Here I used the default status visualization:

.. code-block:: python

    import protein_inference as pi
    import pickle

    target_networks = pickle.load(open("example_data/outputs/target_networks.p", "rb"))
    large_target_networks = [pn for pn in target_networks if len(pn.get_proteins())>1]
    NetworkGrapher().draw(large_target_networks[0], by="status", 
                    name="example_status", size = [400,600])
    
.. image:: example_status.png
  :width: 400
  :alt: (An interactive graphic usually, static in this document.)

Using the package to implement a Protein Inference Strategy: 
------------------------------------------------------------

If you are developing or would like to try implementation of a protein inference algorithm, 
it is highly recommended that you understand the protein inference workflow as it is currently
implemented.

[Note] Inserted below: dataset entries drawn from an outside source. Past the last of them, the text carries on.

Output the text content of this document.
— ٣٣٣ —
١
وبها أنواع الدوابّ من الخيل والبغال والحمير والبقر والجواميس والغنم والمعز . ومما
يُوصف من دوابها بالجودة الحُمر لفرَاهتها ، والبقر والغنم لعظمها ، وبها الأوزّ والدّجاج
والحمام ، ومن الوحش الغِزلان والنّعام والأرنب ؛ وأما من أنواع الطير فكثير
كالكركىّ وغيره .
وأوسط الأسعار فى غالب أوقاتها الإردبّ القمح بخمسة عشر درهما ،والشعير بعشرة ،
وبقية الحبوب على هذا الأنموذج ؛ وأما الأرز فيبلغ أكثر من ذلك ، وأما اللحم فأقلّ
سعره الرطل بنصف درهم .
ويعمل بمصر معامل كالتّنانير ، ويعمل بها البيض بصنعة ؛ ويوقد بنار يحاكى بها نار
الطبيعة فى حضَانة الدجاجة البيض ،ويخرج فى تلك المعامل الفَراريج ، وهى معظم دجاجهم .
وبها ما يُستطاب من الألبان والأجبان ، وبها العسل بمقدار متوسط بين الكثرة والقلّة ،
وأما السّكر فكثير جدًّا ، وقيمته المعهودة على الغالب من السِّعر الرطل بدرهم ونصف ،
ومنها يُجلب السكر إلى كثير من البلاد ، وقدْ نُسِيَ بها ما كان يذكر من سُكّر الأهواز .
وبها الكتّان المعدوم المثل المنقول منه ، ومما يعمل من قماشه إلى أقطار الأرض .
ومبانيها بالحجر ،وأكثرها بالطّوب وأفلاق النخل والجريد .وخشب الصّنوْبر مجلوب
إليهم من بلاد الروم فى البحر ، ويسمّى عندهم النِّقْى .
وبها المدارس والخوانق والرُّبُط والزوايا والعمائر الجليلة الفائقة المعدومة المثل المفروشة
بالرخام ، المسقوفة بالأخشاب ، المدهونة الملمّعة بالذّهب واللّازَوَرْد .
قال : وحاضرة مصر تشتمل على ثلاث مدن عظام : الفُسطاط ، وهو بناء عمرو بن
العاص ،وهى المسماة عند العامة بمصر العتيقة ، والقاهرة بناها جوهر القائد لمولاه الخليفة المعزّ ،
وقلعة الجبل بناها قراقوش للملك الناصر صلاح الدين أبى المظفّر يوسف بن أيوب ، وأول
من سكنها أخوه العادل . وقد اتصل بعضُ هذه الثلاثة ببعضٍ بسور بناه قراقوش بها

This can be easily seen in protein_inference.ProteinInferenceRunner().get_output()
which shows the steps taken in parallel for each of the target and decoy datasets. 

These steps are (classes in brackets):

* Table Preprocessing (PSMsPreprocessor)
* Conversion of the PSM table to one large PSM Network (PSMsNetworkGenerator)
* Splitting the large PSM Network (PSMsNetworkSplitter)
* Tagging Unique peptides and unique evidenced Proteins (UniquenessTagger)
* Solving Networks (ie: Scoring and/or adding addition tags) (see in solvers.py or reprisal.GreedyAlgorithm)
* Merging Proteins with identical PSM connections (ProteinMerger)
* Generating Output Tables (TableMaker)

After scores have been calculated for target and decoy tables, ProteinInferenceRunner will
call FalseDiscoveryRateCalculator to estimate FDR's or q-values. 

There are two ways to develop a protein inference strategy using protein_inference: 


#. Use the REPRISAL workflow directly, substituting a solver such as those in solvers.py for the protein scoring calculations. 
#. Write a bespoke ProteinInferenceRunner() using any subset/combination of the functions inside the package. 

Running Unit Tests
------------------

While developing, the core functionality of the workflow is protected by unit tests. Unit tests are
automatic tests developed during with the main functionality that check it works before and after 
edits are made. 

To run the unit tests from the root directory.

Bash

>>> ./scripts/build.sh

In order to maintain the ongoing integrity and extensibility of the code, it is an expectation of contributors that
merge request code can pass all of the previous build tests and new functionality be protected with new build tests.

To write build tests simply follow the patterns from existing code.